Investors are losing faith in the international economy with challenges to emerge from recession becoming tougher. Many emerging markets, including China, are also experiencing slowdown.

As a result, investors seeking to take real advantage of the growing healthcare space should focus in on small caps rather than the large caps. This is because small caps have more potential to move higher given their true domestic exposure (read: Time to Focus on Small Cap ETFs?).

These pint sized stocks aren’t big enough to be international behemoths, so these focus mostly on the U.S. for their revenues, thereby promising returns in a global slowdown. Furthermore, given their small sizes, these have a much easier time growing than their already tapped out large cap counterparts.

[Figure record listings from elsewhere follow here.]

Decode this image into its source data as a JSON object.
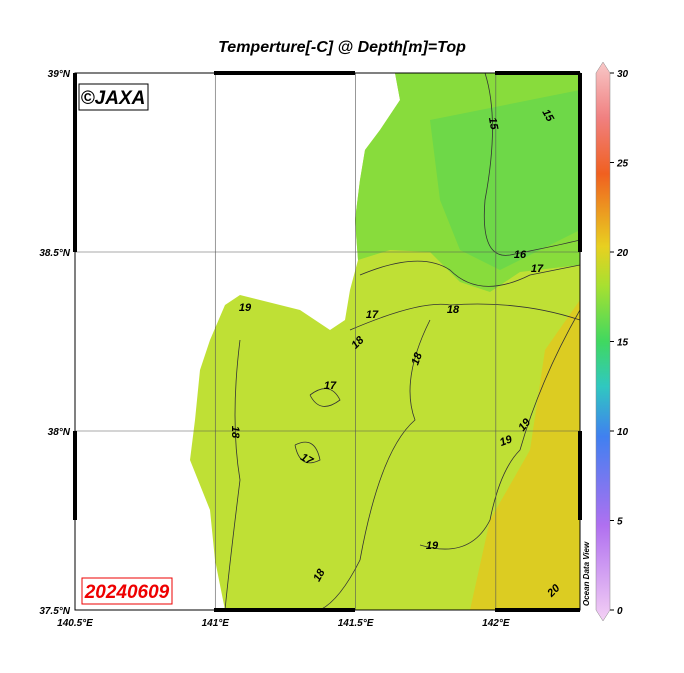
{
  "title": "Temperture[-C] @ Depth[m]=Top",
  "map": {
    "xlim": [
      140.5,
      142.3
    ],
    "ylim": [
      37.5,
      39
    ],
    "lon_ticks": [
      {
        "value": 140.5,
        "label": "140.5°E"
      },
      {
        "value": 141,
        "label": "141°E"
      },
      {
        "value": 141.5,
        "label": "141.5°E"
      },
      {
        "value": 142,
        "label": "142°E"
      }
    ],
    "lat_ticks": [
      {
        "value": 37.5,
        "label": "37.5°N"
      },
      {
        "value": 38,
        "label": "38°N"
      },
      {
        "value": 38.5,
        "label": "38.5°N"
      },
      {
        "value": 39,
        "label": "39°N"
      }
    ],
    "contour_labels": [
      "15",
      "15",
      "16",
      "17",
      "18",
      "17",
      "18",
      "19",
      "18",
      "17",
      "18",
      "17",
      "19",
      "19",
      "19",
      "18",
      "20"
    ]
  },
  "colorbar": {
    "lim": [
      0,
      30
    ],
    "ticks": [
      0,
      5,
      10,
      15,
      20,
      25,
      30
    ]
  },
  "watermark": "©JAXA",
  "date": "20240609",
  "credit": "Ocean Data View"
}
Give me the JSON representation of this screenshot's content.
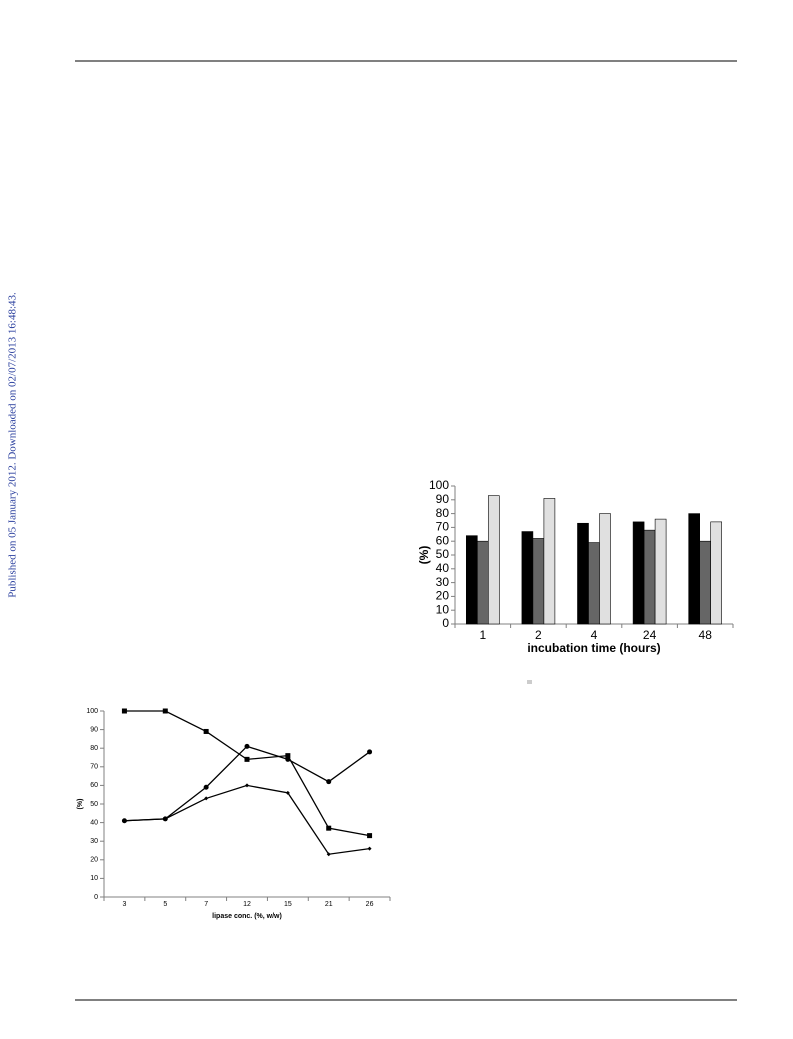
{
  "side_note": "Published on 05 January 2012. Downloaded on 02/07/2013 16:48:43.",
  "chart_data": [
    {
      "type": "bar",
      "ylabel": "(%)",
      "xlabel": "incubation time (hours)",
      "categories": [
        "1",
        "2",
        "4",
        "24",
        "48"
      ],
      "series": [
        {
          "color": "#000000",
          "values": [
            64,
            67,
            73,
            74,
            80
          ]
        },
        {
          "color": "#666666",
          "values": [
            60,
            62,
            59,
            68,
            60
          ]
        },
        {
          "color": "#e0e0e0",
          "values": [
            93,
            91,
            80,
            76,
            74
          ]
        }
      ],
      "ylim": [
        0,
        100
      ],
      "yticks": [
        0,
        10,
        20,
        30,
        40,
        50,
        60,
        70,
        80,
        90,
        100
      ],
      "grid": false
    },
    {
      "type": "line",
      "ylabel": "(%)",
      "xlabel": "lipase conc. (%, w/w)",
      "categories": [
        "3",
        "5",
        "7",
        "12",
        "15",
        "21",
        "26"
      ],
      "series": [
        {
          "color": "#000000",
          "marker": "square",
          "values": [
            100,
            100,
            89,
            74,
            76,
            37,
            33
          ]
        },
        {
          "color": "#000000",
          "marker": "circle",
          "values": [
            41,
            42,
            59,
            81,
            74,
            62,
            78
          ]
        },
        {
          "color": "#000000",
          "marker": "diamond",
          "values": [
            41,
            42,
            53,
            60,
            56,
            23,
            26
          ]
        }
      ],
      "ylim": [
        0,
        100
      ],
      "yticks": [
        0,
        10,
        20,
        30,
        40,
        50,
        60,
        70,
        80,
        90,
        100
      ],
      "grid": false
    }
  ]
}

While small caps are often capable of higher levels of growth than large caps, these can experience levels of volatility as huge gains and losses can occur in a very short period of time. In this backdrop, we have highlighted three small cap ETFs that have generated impressive returns so far this year.

Any of the following three could be rewarding for investors with a more domestic focus in the second half of the year (see more in the Zacks ETF Center).

SPDR S&P Biotech ETF (XBI)

This is by far the most popular choice in the biotech corner of the healthcare segment. The fund tracks the S&P Biotechnology Select Industry Index (read: Biotechnology ETF Investing 101). The product has $926.9 million in AUM and trades more than a quarter million in volume a day, while its cost is just 35 basis points a year.